Quarantuno anni dopo quella rivolta, Paola Severino, ministra della Giustizia pro tempore ha colto l’occasione del dibattito al Senato sulla legge per la corruzione per un incredibile elogio del Codice Rocco per il suo valore insuperato. Orgogliosa, la Guardasigilli di Monti, ha spiegato che pure Alfredo Rocco era un tecnico. Rocco, però, finge di non saperlo, fu il teorico dello stato etico e il suo Codice fu il fondamento teorico del fascismo e della dittatura. Era per Mussolini, quello che la Severino è per Monti. In quel che resta dei circuiti di sinistra c’è chi ha parlato di una «provocazione rivelatrice».
Proprio a metà luglio, grazie al Codice Rocco, è stato possibile condannare dieci manifestanti del G8 2001 a dieci anni di galera solo per aver rotto una vetrina mentre per gli alti papaveri coinvolti nella macelleria messicana della Diaz le pene sono state molto più miti e la galera nemmeno per idea visto che le prescrizioni sono fioccate puntuali. Avverte Cesare Antetomaso, portavoce dei Giuristi democratici di Roma e membro dell’esecutivo nazionale Gd, che «Occorre particolare prudenza quando si maneggia la tecnica. Perché essa di rado è neutra.

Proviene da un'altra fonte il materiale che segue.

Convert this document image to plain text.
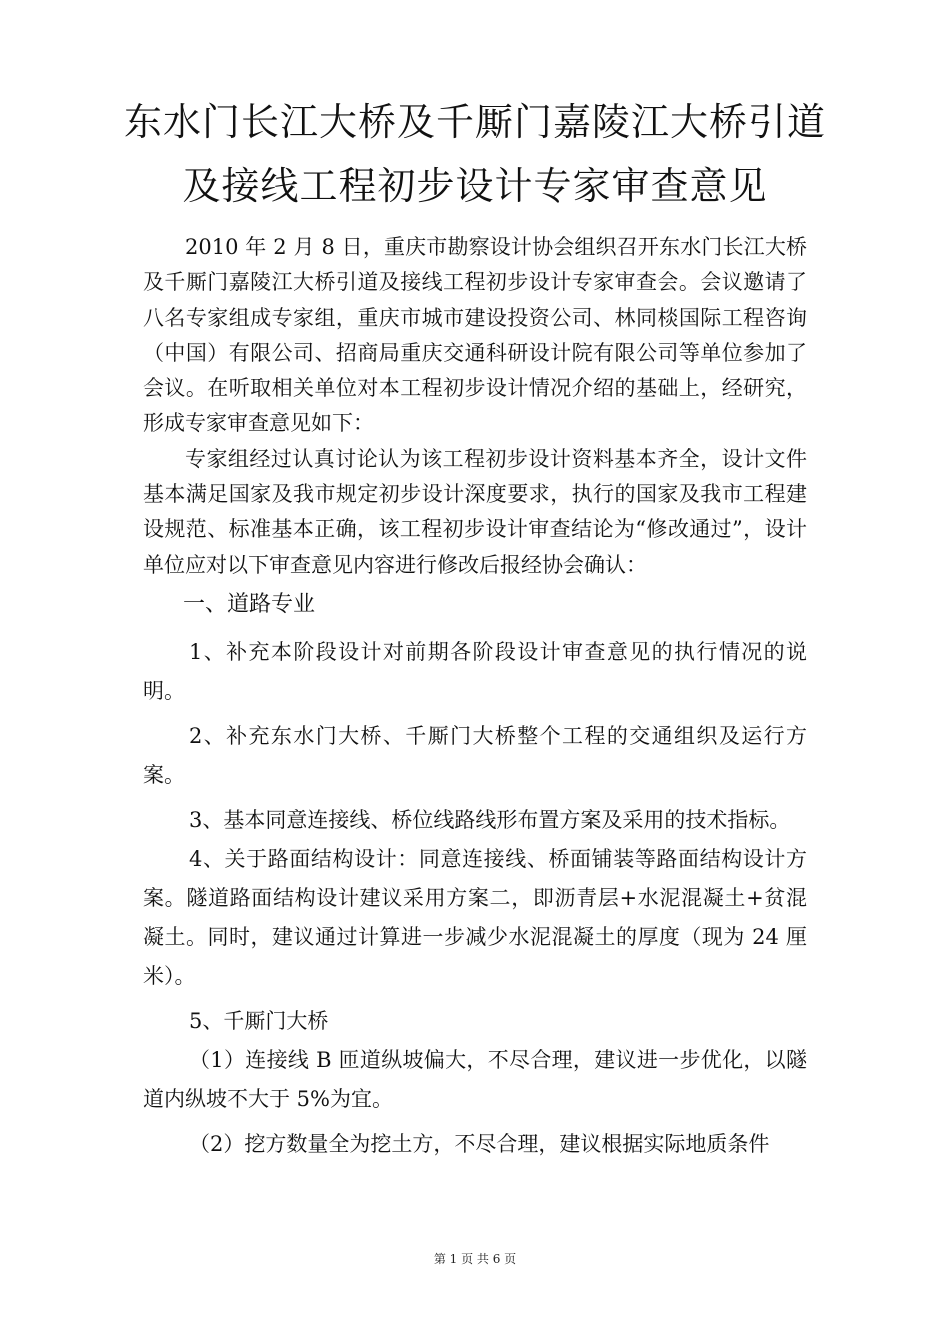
东水门长江大桥及千厮门嘉陵江大桥引道
及接线工程初步设计专家审查意见

2010 年 2 月 8 日，重庆市勘察设计协会组织召开东水门长江大桥及千厮门嘉陵江大桥引道及接线工程初步设计专家审查会。会议邀请了八名专家组成专家组，重庆市城市建设投资公司、林同棪国际工程咨询（中国）有限公司、招商局重庆交通科研设计院有限公司等单位参加了会议。在听取相关单位对本工程初步设计情况介绍的基础上，经研究，形成专家审查意见如下：

专家组经过认真讨论认为该工程初步设计资料基本齐全，设计文件基本满足国家及我市规定初步设计深度要求，执行的国家及我市工程建设规范、标准基本正确，该工程初步设计审查结论为“修改通过”，设计单位应对以下审查意见内容进行修改后报经协会确认：

一、道路专业

1、补充本阶段设计对前期各阶段设计审查意见的执行情况的说明。

2、补充东水门大桥、千厮门大桥整个工程的交通组织及运行方案。

3、基本同意连接线、桥位线路线形布置方案及采用的技术指标。

4、关于路面结构设计：同意连接线、桥面铺装等路面结构设计方案。隧道路面结构设计建议采用方案二，即沥青层+水泥混凝土+贫混凝土。同时，建议通过计算进一步减少水泥混凝土的厚度（现为 24 厘米）。

5、千厮门大桥

（1）连接线 B 匝道纵坡偏大，不尽合理，建议进一步优化，以隧道内纵坡不大于 5%为宜。

（2）挖方数量全为挖土方，不尽合理，建议根据实际地质条件

第 1 页 共 6 页
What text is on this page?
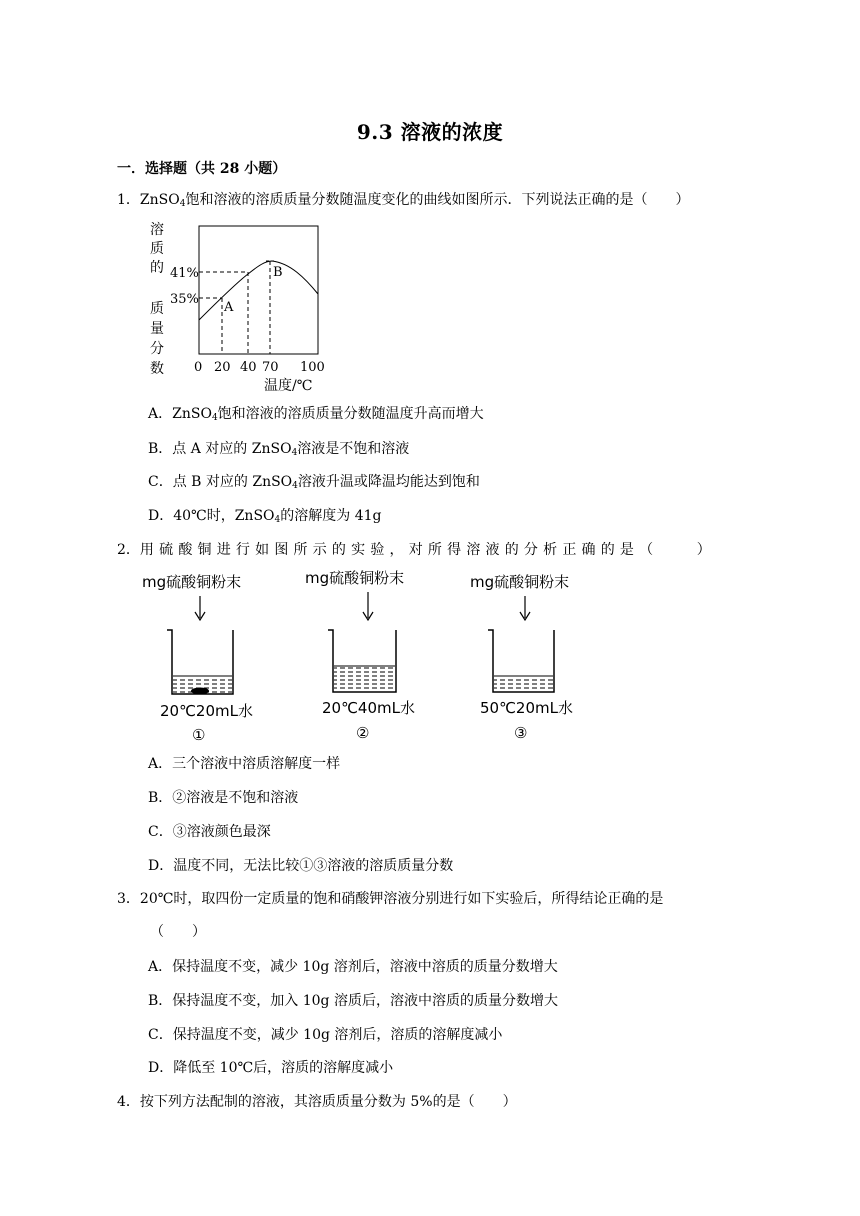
9.3 溶液的浓度
一．选择题（共 28 小题）
1．ZnSO$_4$饱和溶液的溶质质量分数随温度变化的曲线如图所示．下列说法正确的是（　　）
溶
质
的
质
量
分
数
41%
35%
A
B
0 20 40 70 100
温度/℃
A．ZnSO$_4$饱和溶液的溶质质量分数随温度升高而增大
B．点 A 对应的 ZnSO$_4$溶液是不饱和溶液
C．点 B 对应的 ZnSO$_4$溶液升温或降温均能达到饱和
D．40℃时，ZnSO$_4$的溶解度为 41g
2．用硫酸铜进行如图所示的实验，对所得溶液的分析正确的是（　　）
mg硫酸铜粉末
20℃20mL水
①
mg硫酸铜粉末
20℃40mL水
②
mg硫酸铜粉末
50℃20mL水
③
A．三个溶液中溶质溶解度一样
B．②溶液是不饱和溶液
C．③溶液颜色最深
D．温度不同，无法比较①③溶液的溶质质量分数
3．20℃时，取四份一定质量的饱和硝酸钾溶液分别进行如下实验后，所得结论正确的是
（　　）
A．保持温度不变，减少 10g 溶剂后，溶液中溶质的质量分数增大
B．保持温度不变，加入 10g 溶质后，溶液中溶质的质量分数增大
C．保持温度不变，减少 10g 溶剂后，溶质的溶解度减小
D．降低至 10℃后，溶质的溶解度减小
4．按下列方法配制的溶液，其溶质质量分数为 5%的是（　　）
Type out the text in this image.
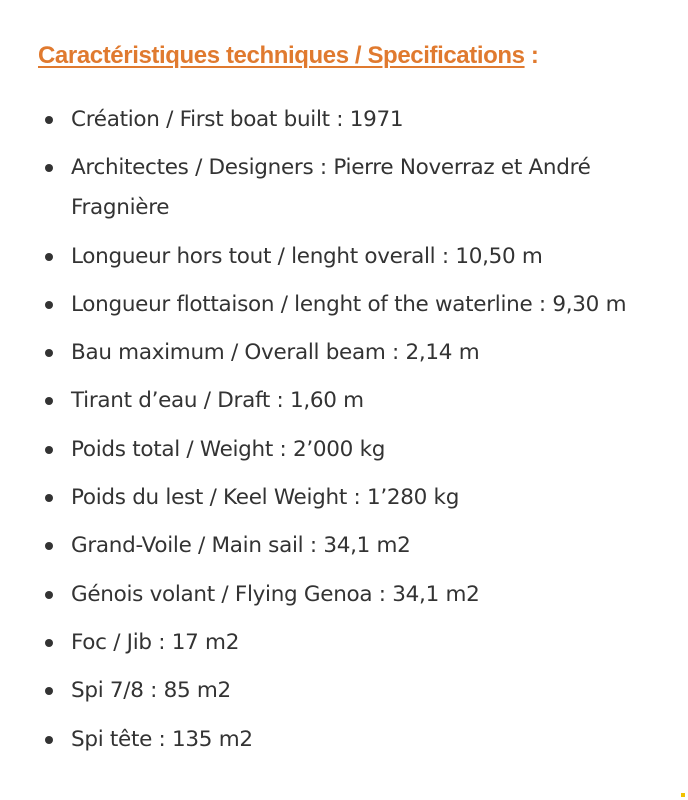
Caractéristiques techniques / Specifications :
Création / First boat built : 1971
Architectes / Designers : Pierre Noverraz et André Fragnière
Longueur hors tout / lenght overall : 10,50 m
Longueur flottaison / lenght of the waterline : 9,30 m
Bau maximum / Overall beam : 2,14 m
Tirant d’eau / Draft : 1,60 m
Poids total / Weight : 2’000 kg
Poids du lest / Keel Weight : 1’280 kg
Grand-Voile / Main sail : 34,1 m2
Génois volant / Flying Genoa : 34,1 m2
Foc / Jib : 17 m2
Spi 7/8 : 85 m2
Spi tête : 135 m2
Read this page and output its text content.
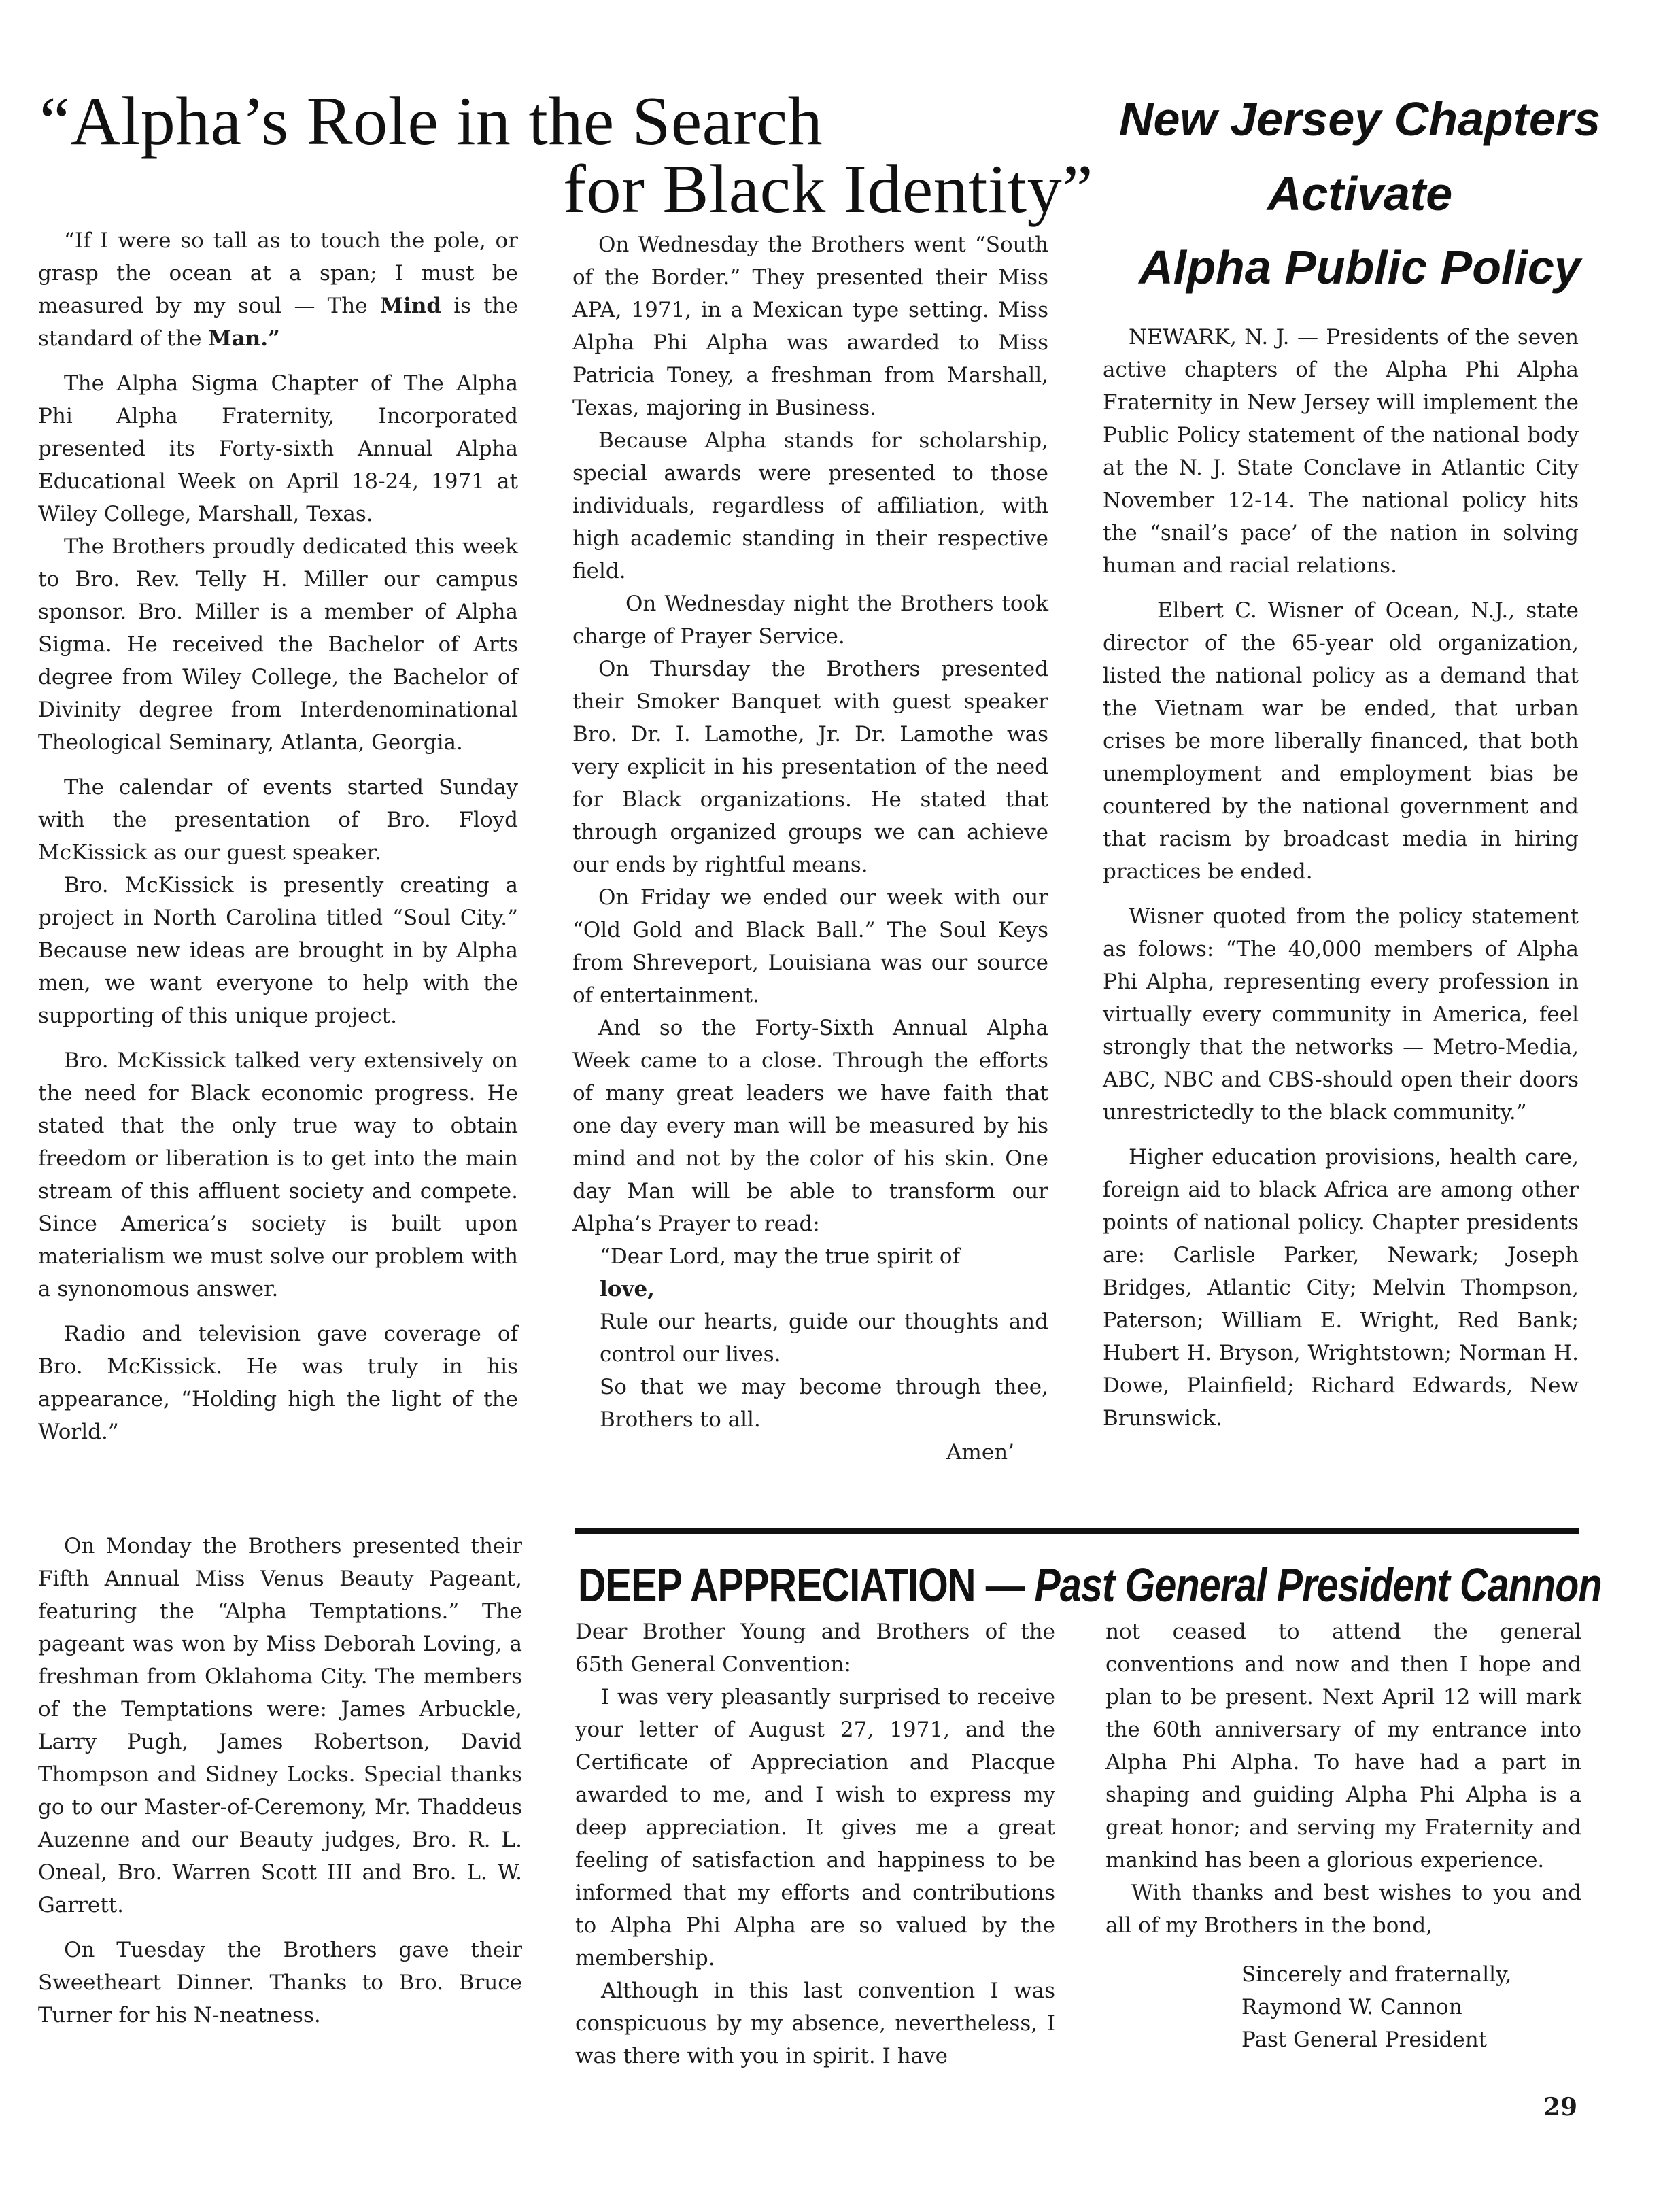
“Alpha’s Role in the Search
for Black Identity”

“If I were so tall as to touch the pole, or grasp the ocean at a span; I must be measured by my soul — The Mind is the standard of the Man.”

The Alpha Sigma Chapter of The Alpha Phi Alpha Fraternity, Incorporated presented its Forty-sixth Annual Alpha Educational Week on April 18-24, 1971 at Wiley College, Marshall, Texas.

The Brothers proudly dedicated this week to Bro. Rev. Telly H. Miller our campus sponsor. Bro. Miller is a member of Alpha Sigma. He received the Bachelor of Arts degree from Wiley College, the Bachelor of Divinity degree from Interdenominational Theological Seminary, Atlanta, Georgia.

The calendar of events started Sunday with the presentation of Bro. Floyd McKissick as our guest speaker.

Bro. McKissick is presently creating a project in North Carolina titled “Soul City.” Because new ideas are brought in by Alpha men, we want everyone to help with the supporting of this unique project.

Bro. McKissick talked very extensively on the need for Black economic progress. He stated that the only true way to obtain freedom or liberation is to get into the main stream of this affluent society and compete. Since America’s society is built upon materialism we must solve our problem with a synonomous answer.

Radio and television gave coverage of Bro. McKissick. He was truly in his appearance, “Holding high the light of the World.”

On Monday the Brothers presented their Fifth Annual Miss Venus Beauty Pageant, featuring the “Alpha Temptations.” The pageant was won by Miss Deborah Loving, a freshman from Oklahoma City. The members of the Temptations were: James Arbuckle, Larry Pugh, James Robertson, David Thompson and Sidney Locks. Special thanks go to our Master-of-Ceremony, Mr. Thaddeus Auzenne and our Beauty judges, Bro. R. L. Oneal, Bro. Warren Scott III and Bro. L. W. Garrett.

On Tuesday the Brothers gave their Sweetheart Dinner. Thanks to Bro. Bruce Turner for his N-neatness.

On Wednesday the Brothers went “South of the Border.” They presented their Miss APA, 1971, in a Mexican type setting. Miss Alpha Phi Alpha was awarded to Miss Patricia Toney, a freshman from Marshall, Texas, majoring in Business.

Because Alpha stands for scholarship, special awards were presented to those individuals, regardless of affiliation, with high academic standing in their respective field.

On Wednesday night the Brothers took charge of Prayer Service.

On Thursday the Brothers presented their Smoker Banquet with guest speaker Bro. Dr. I. Lamothe, Jr. Dr. Lamothe was very explicit in his presentation of the need for Black organizations. He stated that through organized groups we can achieve our ends by rightful means.

On Friday we ended our week with our “Old Gold and Black Ball.” The Soul Keys from Shreveport, Louisiana was our source of entertainment.

And so the Forty-Sixth Annual Alpha Week came to a close. Through the efforts of many great leaders we have faith that one day every man will be measured by his mind and not by the color of his skin. One day Man will be able to transform our Alpha’s Prayer to read:

“Dear Lord, may the true spirit of
love,
Rule our hearts, guide our thoughts and control our lives.
So that we may become through thee, Brothers to all.
Amen’
New Jersey Chapters
Activate
Alpha Public Policy

NEWARK, N. J. — Presidents of the seven active chapters of the Alpha Phi Alpha Fraternity in New Jersey will implement the Public Policy statement of the national body at the N. J. State Conclave in Atlantic City November 12-14. The national policy hits the “snail’s pace’ of the nation in solving human and racial relations.

Elbert C. Wisner of Ocean, N.J., state director of the 65-year old organization, listed the national policy as a demand that the Vietnam war be ended, that urban crises be more liberally financed, that both unemployment and employment bias be countered by the national government and that racism by broadcast media in hiring practices be ended.

Wisner quoted from the policy statement as folows: “The 40,000 members of Alpha Phi Alpha, representing every profession in virtually every community in America, feel strongly that the networks — Metro-Media, ABC, NBC and CBS-should open their doors unrestrictedly to the black community.”

Higher education provisions, health care, foreign aid to black Africa are among other points of national policy. Chapter presidents are: Carlisle Parker, Newark; Joseph Bridges, Atlantic City; Melvin Thompson, Paterson; William E. Wright, Red Bank; Hubert H. Bryson, Wrightstown; Norman H. Dowe, Plainfield; Richard Edwards, New Brunswick.

DEEP APPRECIATION — Past General President Cannon

Dear Brother Young and Brothers of the 65th General Convention:

I was very pleasantly surprised to receive your letter of August 27, 1971, and the Certificate of Appreciation and Placque awarded to me, and I wish to express my deep appreciation. It gives me a great feeling of satisfaction and happiness to be informed that my efforts and contributions to Alpha Phi Alpha are so valued by the membership.

Although in this last convention I was conspicuous by my absence, nevertheless, I was there with you in spirit. I have

not ceased to attend the general conventions and now and then I hope and plan to be present. Next April 12 will mark the 60th anniversary of my entrance into Alpha Phi Alpha. To have had a part in shaping and guiding Alpha Phi Alpha is a great honor; and serving my Fraternity and mankind has been a glorious experience.

With thanks and best wishes to you and all of my Brothers in the bond,

Sincerely and fraternally,
Raymond W. Cannon
Past General President
29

Se è vero che l’impianto del codice Rocco è tuttora valido, è altrettanto vero che la parte speciale è indubitabilmente figlia della cultura giuridica dell’estensore, teorico e propugnatore dello Stato etico e tra le massime figure intellettuali del regime fascista. Ce n’è abbastanza per pretendere le dimissioni della Ministra Severino e invocare la rapida approvazione della bozza Pisapia di riforma del codice penale».